High protein foods include:

  • Fish, turkey, chicken
  • Beans – kidney, borlotti, lima and aduki, lentils,
  • Eggs
  • Cottage cheese
  • Bananas
  • Avocados
  • Wheatgerm, oats, quinoa.

Herbal medicine: St John’s Wort (use the code HSoul1 for 5% discount) has been proven to improve some symptoms – 900 mcg a day is recommended from mid-October through the winter. It is essential to consult a GP or registered medical herbalist before taking St John’s Wort  because it contra-indicates some medicines and can cause side-effects when used at the same time as light therapy.

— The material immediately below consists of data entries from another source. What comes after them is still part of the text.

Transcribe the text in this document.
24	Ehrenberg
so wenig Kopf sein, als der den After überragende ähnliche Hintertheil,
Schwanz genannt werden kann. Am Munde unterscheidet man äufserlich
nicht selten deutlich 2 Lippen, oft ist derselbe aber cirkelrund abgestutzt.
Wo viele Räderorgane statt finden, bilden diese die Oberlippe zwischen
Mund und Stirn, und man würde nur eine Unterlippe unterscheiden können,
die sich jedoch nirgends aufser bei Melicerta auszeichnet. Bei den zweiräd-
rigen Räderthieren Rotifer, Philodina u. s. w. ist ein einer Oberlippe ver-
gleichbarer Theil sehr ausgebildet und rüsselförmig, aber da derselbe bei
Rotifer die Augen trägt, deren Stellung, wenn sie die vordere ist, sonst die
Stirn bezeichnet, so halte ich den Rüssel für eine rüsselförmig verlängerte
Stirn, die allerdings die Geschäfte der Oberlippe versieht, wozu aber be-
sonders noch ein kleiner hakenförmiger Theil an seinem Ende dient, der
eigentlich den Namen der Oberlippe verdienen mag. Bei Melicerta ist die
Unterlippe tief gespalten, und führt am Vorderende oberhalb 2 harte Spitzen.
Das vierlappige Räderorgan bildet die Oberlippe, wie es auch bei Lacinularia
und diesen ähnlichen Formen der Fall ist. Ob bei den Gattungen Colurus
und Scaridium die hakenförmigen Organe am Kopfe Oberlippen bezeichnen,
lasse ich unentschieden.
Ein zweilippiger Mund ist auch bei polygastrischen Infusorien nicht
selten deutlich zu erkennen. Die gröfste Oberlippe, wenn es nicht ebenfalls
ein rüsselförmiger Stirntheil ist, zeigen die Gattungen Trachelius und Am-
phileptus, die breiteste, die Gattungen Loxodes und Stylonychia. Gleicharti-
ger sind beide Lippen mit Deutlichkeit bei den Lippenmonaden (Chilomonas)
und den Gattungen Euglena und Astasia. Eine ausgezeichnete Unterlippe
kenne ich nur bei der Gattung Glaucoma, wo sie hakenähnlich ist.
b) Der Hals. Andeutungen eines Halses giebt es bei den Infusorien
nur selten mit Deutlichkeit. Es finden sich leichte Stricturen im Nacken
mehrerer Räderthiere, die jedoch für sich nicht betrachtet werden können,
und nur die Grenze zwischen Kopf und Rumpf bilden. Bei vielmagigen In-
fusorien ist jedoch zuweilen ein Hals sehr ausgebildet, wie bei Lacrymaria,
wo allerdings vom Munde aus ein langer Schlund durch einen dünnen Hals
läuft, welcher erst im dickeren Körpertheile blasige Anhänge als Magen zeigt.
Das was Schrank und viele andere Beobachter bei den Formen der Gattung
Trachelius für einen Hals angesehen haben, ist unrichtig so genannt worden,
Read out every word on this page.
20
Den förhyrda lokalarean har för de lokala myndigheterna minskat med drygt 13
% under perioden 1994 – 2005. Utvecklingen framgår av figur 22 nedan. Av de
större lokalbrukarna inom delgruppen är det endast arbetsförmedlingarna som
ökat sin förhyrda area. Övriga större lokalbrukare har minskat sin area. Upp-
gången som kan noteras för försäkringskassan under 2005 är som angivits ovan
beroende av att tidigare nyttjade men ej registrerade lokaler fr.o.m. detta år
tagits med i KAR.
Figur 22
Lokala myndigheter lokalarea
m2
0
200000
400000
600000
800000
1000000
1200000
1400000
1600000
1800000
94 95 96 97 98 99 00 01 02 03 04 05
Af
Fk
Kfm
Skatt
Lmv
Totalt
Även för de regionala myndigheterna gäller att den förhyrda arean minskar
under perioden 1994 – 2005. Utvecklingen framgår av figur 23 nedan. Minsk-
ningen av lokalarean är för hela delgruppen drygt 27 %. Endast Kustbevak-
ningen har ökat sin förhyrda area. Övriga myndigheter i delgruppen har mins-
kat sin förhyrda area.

One natural remedy that can be very good for SAD is a type of algae, Blue Green Organic Klamath Algae, (use the code HSoul1 for 5% discount)  which is abundant in minerals and contains a natural (feel-good) endorphin and plenty of antioxidants.

 

If in doubt contact: The National Institute of Medical Herbalists, www.nimh.org.uk

Other recommended therapies:

• Acupuncture
• Reflexology
• Homeopathy
• Nutritional therapy
• Yoga
• Counselling
• Hypnotherapy

See Complementary Therapies for more information.

*According to an ICM Online Omnibus Survey conducted for Lumie of 2,000 people in the UK.